I have been slightly obsessed with the cicadas over the past several weeks. I have been dreading their emergence and trying to enjoying riding in the rain because I figured rain was better than cicadas. Now it turns out that I was slightly mislead on the location of the current Brood II. While I am happy to report that I will likely remain cicada-free in Arlington (at home) and Reston (at work), I’m a little annoyed at the cicada hype. I read things like “covering the ground from South Carolina to Connecticut” but this map clearly shows the location of Brood II in the mid-Atlantic and it is not nearly as widespread as I was led to believe.
There is also the logic that if you didn’t have cicadas in your neighborhood 17 years ago, you won’t have them now. Cicadas aren’t really into traveling from what I understand. But I have not lived here for 17 years. None of my friends have lived for 17 years, and I don’t think any of my co-workers have lived here for 17 years. But it sure would have been helpful if I asked a few people about it because I am sure I must know someone who has been in the area for 17 years. And I assure you, that in 17 years, I will make a point to remember where exactly these cicadas were and I will tell everyone all about it.

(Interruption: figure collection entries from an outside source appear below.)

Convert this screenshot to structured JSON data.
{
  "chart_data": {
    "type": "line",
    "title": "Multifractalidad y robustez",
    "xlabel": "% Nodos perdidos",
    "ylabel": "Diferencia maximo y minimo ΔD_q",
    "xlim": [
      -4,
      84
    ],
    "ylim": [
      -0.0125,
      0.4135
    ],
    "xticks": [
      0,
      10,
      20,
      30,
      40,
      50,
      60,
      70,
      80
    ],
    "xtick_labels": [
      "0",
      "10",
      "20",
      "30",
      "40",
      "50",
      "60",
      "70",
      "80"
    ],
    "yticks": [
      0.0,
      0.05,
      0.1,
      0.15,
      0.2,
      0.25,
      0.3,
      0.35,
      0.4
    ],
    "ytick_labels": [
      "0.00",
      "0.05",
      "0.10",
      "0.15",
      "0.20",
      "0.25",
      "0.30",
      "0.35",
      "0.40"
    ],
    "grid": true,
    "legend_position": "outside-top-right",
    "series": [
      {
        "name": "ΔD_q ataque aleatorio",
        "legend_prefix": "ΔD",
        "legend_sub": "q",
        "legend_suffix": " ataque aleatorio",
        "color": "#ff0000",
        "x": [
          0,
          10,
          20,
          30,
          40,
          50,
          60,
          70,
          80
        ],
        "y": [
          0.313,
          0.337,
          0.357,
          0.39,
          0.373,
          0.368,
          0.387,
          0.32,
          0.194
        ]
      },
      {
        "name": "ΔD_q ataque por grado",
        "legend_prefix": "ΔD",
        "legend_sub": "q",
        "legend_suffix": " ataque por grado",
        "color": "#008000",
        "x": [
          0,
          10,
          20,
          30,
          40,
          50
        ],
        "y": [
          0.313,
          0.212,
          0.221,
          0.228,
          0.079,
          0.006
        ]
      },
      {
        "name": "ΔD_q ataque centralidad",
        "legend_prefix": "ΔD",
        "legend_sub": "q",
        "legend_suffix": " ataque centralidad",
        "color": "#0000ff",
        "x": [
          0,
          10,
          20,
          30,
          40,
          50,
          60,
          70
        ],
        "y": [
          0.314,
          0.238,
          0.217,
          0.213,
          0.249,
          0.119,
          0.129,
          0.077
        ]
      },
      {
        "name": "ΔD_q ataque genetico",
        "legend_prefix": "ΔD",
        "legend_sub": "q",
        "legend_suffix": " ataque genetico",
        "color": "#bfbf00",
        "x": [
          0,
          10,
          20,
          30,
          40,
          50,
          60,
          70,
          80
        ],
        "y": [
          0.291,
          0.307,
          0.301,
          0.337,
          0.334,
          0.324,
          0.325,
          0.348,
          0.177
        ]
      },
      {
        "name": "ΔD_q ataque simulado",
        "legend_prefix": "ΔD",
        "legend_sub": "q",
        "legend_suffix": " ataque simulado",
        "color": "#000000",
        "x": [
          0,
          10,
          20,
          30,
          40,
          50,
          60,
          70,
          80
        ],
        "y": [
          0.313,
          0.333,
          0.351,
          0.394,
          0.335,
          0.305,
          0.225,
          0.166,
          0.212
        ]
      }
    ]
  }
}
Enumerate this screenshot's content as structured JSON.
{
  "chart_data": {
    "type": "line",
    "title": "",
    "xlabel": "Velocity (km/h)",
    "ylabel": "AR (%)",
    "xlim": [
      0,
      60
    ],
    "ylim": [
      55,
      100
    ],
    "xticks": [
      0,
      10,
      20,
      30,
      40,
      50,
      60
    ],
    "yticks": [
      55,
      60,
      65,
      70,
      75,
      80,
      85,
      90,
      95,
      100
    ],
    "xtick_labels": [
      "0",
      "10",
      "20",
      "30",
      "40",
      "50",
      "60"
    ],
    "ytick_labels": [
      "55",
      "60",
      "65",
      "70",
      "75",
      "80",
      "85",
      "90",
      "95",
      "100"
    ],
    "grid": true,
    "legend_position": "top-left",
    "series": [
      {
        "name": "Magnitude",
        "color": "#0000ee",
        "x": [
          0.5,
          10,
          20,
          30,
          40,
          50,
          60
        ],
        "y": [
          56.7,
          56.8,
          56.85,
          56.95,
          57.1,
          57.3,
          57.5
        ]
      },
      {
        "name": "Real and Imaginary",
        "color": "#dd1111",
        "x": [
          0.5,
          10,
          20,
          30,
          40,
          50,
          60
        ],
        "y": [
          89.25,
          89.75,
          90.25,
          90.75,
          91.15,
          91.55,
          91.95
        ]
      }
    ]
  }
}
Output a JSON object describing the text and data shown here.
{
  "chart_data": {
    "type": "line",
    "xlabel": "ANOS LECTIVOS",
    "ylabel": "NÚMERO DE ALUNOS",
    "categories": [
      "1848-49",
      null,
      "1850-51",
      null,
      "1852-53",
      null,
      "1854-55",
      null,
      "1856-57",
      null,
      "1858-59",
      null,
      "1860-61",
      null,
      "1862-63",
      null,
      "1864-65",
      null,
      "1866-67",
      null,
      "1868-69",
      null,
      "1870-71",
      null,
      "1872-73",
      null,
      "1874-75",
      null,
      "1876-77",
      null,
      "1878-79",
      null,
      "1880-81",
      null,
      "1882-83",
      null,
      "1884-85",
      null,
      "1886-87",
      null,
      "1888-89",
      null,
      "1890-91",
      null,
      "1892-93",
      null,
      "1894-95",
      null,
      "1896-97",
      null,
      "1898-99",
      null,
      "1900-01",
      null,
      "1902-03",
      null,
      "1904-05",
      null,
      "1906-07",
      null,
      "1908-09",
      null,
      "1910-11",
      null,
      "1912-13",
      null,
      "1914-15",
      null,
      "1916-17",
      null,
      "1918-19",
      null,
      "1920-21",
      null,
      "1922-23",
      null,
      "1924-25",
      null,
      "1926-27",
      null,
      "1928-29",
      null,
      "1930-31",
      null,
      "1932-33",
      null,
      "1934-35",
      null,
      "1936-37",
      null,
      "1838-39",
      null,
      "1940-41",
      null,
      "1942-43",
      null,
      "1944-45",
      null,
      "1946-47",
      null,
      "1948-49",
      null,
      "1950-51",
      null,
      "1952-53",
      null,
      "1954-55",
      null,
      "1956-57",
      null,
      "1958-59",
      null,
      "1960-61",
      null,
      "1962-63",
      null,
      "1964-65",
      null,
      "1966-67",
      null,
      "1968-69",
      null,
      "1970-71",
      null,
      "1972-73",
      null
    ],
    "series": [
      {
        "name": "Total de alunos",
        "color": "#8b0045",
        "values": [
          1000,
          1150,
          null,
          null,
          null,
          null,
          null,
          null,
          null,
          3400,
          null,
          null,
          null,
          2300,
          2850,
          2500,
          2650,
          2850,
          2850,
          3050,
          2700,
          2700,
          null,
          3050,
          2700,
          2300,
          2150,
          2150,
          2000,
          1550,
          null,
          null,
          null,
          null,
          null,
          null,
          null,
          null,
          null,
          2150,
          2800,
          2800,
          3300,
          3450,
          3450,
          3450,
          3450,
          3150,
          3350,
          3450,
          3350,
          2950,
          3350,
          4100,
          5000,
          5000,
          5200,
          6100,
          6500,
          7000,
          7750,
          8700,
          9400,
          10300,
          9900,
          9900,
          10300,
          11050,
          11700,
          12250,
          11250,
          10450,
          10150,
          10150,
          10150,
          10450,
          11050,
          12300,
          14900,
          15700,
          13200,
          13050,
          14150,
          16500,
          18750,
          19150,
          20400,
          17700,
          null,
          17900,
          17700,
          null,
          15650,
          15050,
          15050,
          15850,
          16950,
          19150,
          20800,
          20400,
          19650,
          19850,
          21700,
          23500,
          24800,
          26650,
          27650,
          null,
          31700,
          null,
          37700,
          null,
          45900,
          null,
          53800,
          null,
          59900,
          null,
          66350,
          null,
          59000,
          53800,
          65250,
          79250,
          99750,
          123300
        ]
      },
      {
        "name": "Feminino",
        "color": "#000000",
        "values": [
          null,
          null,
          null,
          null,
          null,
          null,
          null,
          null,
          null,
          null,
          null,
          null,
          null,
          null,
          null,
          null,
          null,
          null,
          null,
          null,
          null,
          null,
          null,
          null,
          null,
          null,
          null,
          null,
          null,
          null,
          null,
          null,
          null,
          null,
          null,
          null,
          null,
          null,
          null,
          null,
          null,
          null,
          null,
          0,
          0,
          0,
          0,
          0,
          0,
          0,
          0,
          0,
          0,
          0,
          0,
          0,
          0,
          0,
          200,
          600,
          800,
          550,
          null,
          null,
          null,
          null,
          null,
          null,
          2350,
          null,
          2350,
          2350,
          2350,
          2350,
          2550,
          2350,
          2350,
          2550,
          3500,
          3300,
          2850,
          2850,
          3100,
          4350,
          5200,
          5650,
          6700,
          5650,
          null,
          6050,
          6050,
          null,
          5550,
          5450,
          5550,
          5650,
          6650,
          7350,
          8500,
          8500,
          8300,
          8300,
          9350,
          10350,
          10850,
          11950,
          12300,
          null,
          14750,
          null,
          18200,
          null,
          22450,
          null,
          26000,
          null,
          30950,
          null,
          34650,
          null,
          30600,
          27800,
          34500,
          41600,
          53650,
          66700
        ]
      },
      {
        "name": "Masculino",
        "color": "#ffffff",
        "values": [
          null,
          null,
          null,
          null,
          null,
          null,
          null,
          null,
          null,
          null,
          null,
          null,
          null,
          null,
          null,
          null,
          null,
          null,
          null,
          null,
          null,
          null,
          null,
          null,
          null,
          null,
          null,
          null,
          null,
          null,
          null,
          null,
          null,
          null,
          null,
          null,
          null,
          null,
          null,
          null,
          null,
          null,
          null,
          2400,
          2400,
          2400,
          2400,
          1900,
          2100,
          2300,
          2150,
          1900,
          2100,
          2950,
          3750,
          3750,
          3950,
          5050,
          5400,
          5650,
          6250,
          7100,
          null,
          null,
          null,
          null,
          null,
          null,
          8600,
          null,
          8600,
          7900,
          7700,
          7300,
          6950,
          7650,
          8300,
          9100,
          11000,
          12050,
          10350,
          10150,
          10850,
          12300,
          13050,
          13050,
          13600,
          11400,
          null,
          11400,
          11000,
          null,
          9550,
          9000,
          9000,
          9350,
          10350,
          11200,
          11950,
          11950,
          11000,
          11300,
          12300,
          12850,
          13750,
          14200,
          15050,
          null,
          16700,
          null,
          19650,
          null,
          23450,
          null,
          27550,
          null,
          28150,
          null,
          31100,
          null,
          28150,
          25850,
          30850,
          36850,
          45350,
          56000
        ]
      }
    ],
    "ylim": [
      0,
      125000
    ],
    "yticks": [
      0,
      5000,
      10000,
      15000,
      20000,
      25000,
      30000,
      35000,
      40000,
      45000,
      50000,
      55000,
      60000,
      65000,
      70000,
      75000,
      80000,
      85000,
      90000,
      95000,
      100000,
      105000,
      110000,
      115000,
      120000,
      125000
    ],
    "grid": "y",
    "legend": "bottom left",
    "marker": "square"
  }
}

But before that, I have Brood X to deal with in 2021. According to Kevin Ambrose, Capital Weather Gang Cicada Expert who is way too comfortable around giant bugs, “If you have not yet seen cicadas where you live, there is a good chance that Brood II has missed your area. Don’t worry, Brood X will probably get you in 2021.” While I did not live here 9 years ago when Brood X last paid a visit, I have heard more than enough stories to be pretty sure that, yes, they will in fact “get me” in 2021.